After graduating at 23 and taking a gap year, she started her own company as an educational coach and working on other projects also. “So many young people feel they don’t fit in the normal model of learning,” she observes. “I wondered how I could help others like that to succeed as well. Afterwards I didn’t want to stay in Finland. I thought Spain could be interesting but decided England’s business culture was closer to Finland’s, and it’s a nice place with the opportunity I was looking for.”
Newcastle and Bristol were the first cities to test the course. “I had the opportunity to come to Newcastle for a few months to help out, and here I am after just over two years involved in running the course,” says Nina, who is 26. Northumbria’s course is going well, she feels, as the success in the competition seems to have borne out. “The first year is always hard for students,” she elaborates. “They have no role models. But some people are passionate about a particular interest and think how to build a business out of it. Many come in with no idea at all. They simply feel that running their own business is how they want to do things.”
By the second of the three years’ study they understand the culture more and can see others who started their business. It’s all about learning by doing. Aspirants are not told what they should do. “When they first come in we lend them £10,” Nina explains. “They must make as much with that £10 as possible. They’re a bit shocked at first but that’s the whole ethos. That’s their seed fund. They bring in some money with the start of their business and invest that for the next project. It works.”

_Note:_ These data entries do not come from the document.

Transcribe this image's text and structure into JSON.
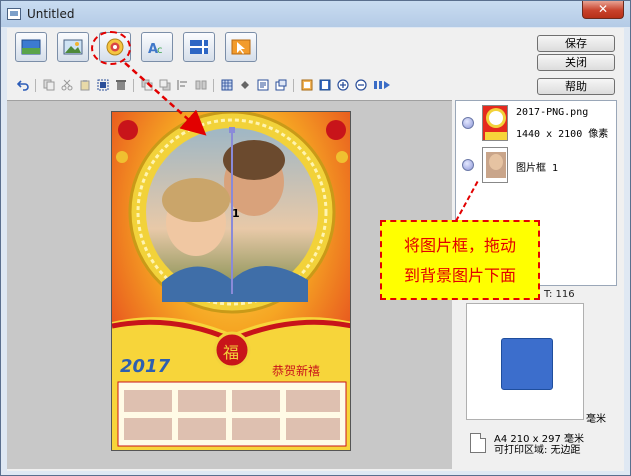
{
  "window": {
    "title": "Untitled",
    "close_label": "✕"
  },
  "side_buttons": {
    "save": "保存",
    "close": "关闭",
    "help": "帮助"
  },
  "layers": [
    {
      "name": "2017-PNG.png",
      "size": "1440 x 2100 像素"
    },
    {
      "name": "图片框  1"
    }
  ],
  "canvas": {
    "frame_label": "1"
  },
  "coord": "T: 116",
  "unit": "毫米",
  "paper": {
    "size": "A4 210 x 297 毫米",
    "print_area": "可打印区域: 无边距"
  },
  "callout": {
    "line1": "将图片框，拖动",
    "line2": "到背景图片下面"
  },
  "poster": {
    "year": "2017",
    "greeting": "恭贺新禧",
    "badge": "福"
  },
  "colors": {
    "accent": "#e20000",
    "callout_bg": "#ffff00",
    "poster_red": "#e52a1e",
    "frame_gold": "#f2d23a"
  }
}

They obviously have to decide how to learn about marketing. They have to find books, find people who already knowledgeable about marketing, and adapt as necessary to plan their project and improve their concept.

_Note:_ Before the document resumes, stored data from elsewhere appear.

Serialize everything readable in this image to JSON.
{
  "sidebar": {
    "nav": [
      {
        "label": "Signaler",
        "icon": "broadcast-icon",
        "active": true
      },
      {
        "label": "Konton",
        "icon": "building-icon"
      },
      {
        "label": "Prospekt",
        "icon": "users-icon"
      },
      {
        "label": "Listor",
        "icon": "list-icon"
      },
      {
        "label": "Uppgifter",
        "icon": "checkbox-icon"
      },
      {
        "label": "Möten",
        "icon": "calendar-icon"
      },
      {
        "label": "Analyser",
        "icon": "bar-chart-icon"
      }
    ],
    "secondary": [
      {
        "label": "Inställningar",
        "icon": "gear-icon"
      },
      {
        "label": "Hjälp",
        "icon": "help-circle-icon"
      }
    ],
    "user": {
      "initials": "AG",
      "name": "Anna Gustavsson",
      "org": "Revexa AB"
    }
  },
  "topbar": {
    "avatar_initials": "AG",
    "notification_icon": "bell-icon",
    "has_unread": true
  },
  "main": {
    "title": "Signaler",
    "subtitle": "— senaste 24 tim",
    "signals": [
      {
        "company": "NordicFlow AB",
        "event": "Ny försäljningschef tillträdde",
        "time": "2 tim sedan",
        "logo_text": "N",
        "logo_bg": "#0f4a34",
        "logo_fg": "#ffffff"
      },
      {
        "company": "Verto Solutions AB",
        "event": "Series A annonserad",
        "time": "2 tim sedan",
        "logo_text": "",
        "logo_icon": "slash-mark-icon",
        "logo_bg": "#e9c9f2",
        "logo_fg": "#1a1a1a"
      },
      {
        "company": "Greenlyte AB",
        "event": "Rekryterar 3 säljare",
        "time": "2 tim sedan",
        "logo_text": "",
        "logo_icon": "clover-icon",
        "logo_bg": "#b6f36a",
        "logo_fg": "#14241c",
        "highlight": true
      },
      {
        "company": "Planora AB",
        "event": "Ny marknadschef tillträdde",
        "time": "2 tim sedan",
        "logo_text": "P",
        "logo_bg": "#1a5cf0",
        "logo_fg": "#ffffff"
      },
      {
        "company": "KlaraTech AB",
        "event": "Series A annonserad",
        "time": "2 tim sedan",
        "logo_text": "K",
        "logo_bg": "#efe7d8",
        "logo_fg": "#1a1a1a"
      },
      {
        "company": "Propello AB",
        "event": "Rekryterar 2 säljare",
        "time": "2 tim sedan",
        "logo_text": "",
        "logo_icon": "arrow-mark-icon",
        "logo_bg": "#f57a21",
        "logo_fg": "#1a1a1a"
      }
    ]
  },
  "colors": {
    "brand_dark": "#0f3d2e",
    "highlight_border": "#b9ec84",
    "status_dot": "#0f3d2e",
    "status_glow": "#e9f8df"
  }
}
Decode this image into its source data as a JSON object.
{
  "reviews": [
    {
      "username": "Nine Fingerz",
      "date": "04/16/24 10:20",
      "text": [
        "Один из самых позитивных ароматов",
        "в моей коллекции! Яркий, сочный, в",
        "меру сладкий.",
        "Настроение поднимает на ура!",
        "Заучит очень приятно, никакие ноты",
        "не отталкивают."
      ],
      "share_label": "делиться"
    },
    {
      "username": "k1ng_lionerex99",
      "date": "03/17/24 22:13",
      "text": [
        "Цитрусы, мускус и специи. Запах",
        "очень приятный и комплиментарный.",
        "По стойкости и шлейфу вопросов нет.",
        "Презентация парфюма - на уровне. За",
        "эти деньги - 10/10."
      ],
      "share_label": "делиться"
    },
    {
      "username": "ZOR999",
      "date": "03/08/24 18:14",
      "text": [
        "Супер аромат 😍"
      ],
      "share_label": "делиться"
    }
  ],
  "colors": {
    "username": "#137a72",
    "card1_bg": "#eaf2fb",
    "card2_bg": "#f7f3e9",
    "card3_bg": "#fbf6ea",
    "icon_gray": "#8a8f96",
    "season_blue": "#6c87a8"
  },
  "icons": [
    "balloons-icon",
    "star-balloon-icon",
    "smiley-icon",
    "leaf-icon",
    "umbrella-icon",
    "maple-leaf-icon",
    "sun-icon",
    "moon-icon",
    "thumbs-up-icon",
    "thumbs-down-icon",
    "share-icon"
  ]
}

“It’s just-in-time learning,” Nina explains. “We don’t tell them ‘you must learn all this now’ because they won’t need it all now and may soon forget it. So it’s learning through need. Once you need that information you have to learn it.” Also the students are based in a business rather than a traditional environment of academia, so they can be surrounded by actual entrepreneurs. That’s why the Newcastle course is run at the Northern Design Centre at Gateshead, rather than in Northumbria University itself. They don’t have a work placement because, as Nina puts it, their own company is their work placement.
Around 65 students – team entrepreneurs, they are called – are on the Northumbria course, making up six teams in total. Each team company has one coach – “our academic staff coach rather than teach,” Nina stresses. “I’m not academically inclined and don’t have my own team. But I’m part of every team, running everything other than the academic side.”

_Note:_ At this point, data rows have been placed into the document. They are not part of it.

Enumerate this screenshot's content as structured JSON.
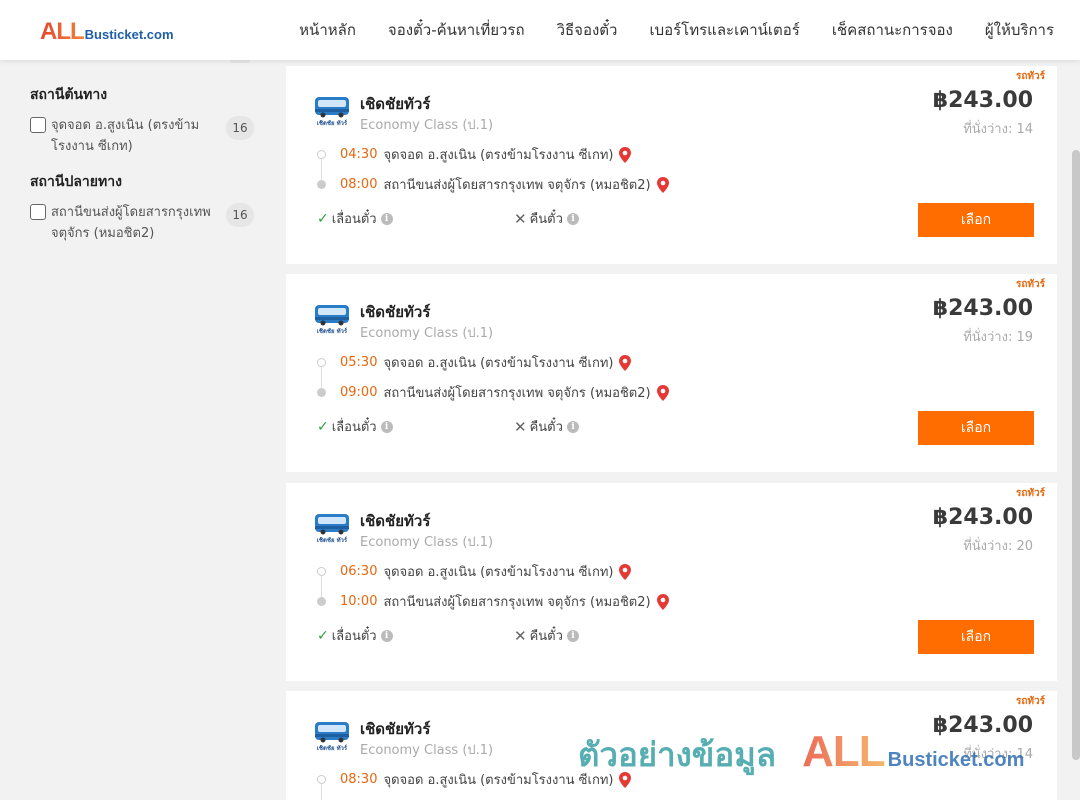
{
  "header": {
    "logo_all": "ALL",
    "logo_rest": "Busticket.com",
    "nav": [
      "หน้าหลัก",
      "จองตั๋ว-ค้นหาเที่ยวรถ",
      "วิธีจองตั๋ว",
      "เบอร์โทรและเคาน์เตอร์",
      "เช็คสถานะการจอง",
      "ผู้ให้บริการ"
    ]
  },
  "sidebar": {
    "origin": {
      "title": "สถานีต้นทาง",
      "options": [
        {
          "label": "จุดจอด อ.สูงเนิน (ตรงข้ามโรงงาน ซีเกท)",
          "count": "16"
        }
      ]
    },
    "destination": {
      "title": "สถานีปลายทาง",
      "options": [
        {
          "label": "สถานีขนส่งผู้โดยสารกรุงเทพ จตุจักร (หมอชิต2)",
          "count": "16"
        }
      ]
    }
  },
  "trips": [
    {
      "tag": "รถทัวร์",
      "operator": "เชิดชัยทัวร์",
      "class": "Economy Class (ป.1)",
      "price": "฿243.00",
      "seats": "ที่นั่งว่าง: 14",
      "depart_time": "04:30",
      "depart_stop": "จุดจอด อ.สูงเนิน (ตรงข้ามโรงงาน ซีเกท)",
      "arrive_time": "08:00",
      "arrive_stop": "สถานีขนส่งผู้โดยสารกรุงเทพ จตุจักร (หมอชิต2)",
      "reschedule": "เลื่อนตั๋ว",
      "refund": "คืนตั๋ว",
      "select": "เลือก"
    },
    {
      "tag": "รถทัวร์",
      "operator": "เชิดชัยทัวร์",
      "class": "Economy Class (ป.1)",
      "price": "฿243.00",
      "seats": "ที่นั่งว่าง: 19",
      "depart_time": "05:30",
      "depart_stop": "จุดจอด อ.สูงเนิน (ตรงข้ามโรงงาน ซีเกท)",
      "arrive_time": "09:00",
      "arrive_stop": "สถานีขนส่งผู้โดยสารกรุงเทพ จตุจักร (หมอชิต2)",
      "reschedule": "เลื่อนตั๋ว",
      "refund": "คืนตั๋ว",
      "select": "เลือก"
    },
    {
      "tag": "รถทัวร์",
      "operator": "เชิดชัยทัวร์",
      "class": "Economy Class (ป.1)",
      "price": "฿243.00",
      "seats": "ที่นั่งว่าง: 20",
      "depart_time": "06:30",
      "depart_stop": "จุดจอด อ.สูงเนิน (ตรงข้ามโรงงาน ซีเกท)",
      "arrive_time": "10:00",
      "arrive_stop": "สถานีขนส่งผู้โดยสารกรุงเทพ จตุจักร (หมอชิต2)",
      "reschedule": "เลื่อนตั๋ว",
      "refund": "คืนตั๋ว",
      "select": "เลือก"
    },
    {
      "tag": "รถทัวร์",
      "operator": "เชิดชัยทัวร์",
      "class": "Economy Class (ป.1)",
      "price": "฿243.00",
      "seats": "ที่นั่งว่าง: 14",
      "depart_time": "08:30",
      "depart_stop": "จุดจอด อ.สูงเนิน (ตรงข้ามโรงงาน ซีเกท)"
    }
  ],
  "watermark": {
    "text": "ตัวอย่างข้อมูล",
    "all": "ALL",
    "rest": "Busticket.com"
  },
  "colors": {
    "accent": "#ff6d00",
    "time": "#e8660d",
    "pin": "#e53935",
    "check": "#2e9e3a"
  },
  "icons": {
    "pin": "map-pin-icon",
    "check": "check-icon",
    "cross": "x-icon",
    "info": "info-icon",
    "bus": "bus-logo-icon"
  }
}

When Nina and her team colleagues graduated they closed the company they had been building. But four different companies, which had already been started during the course, continued. “On graduating, you can decide whether you want still to be with the company you have worked on. Our third year students here are now deciding whether to incorporate their businesses,” Nina says.
So what of her own entrepreneurial future? “I’d love to stay a few more years in England, then who knows?” she wonders. “I have a passion about considering how to change education. I’m doing my masters now and it could help me get credibility for a future company. People will listen to me more. But I don’t see myself as a lecturer. Bouncing ideas off other people is what gives me energy.”
Meanwhile her existing endeavours draw appreciation. An associate says: “She’s a lovely, vibrant young woman – a huge support and font of knowledge for the students already firming up their business plans for the future.”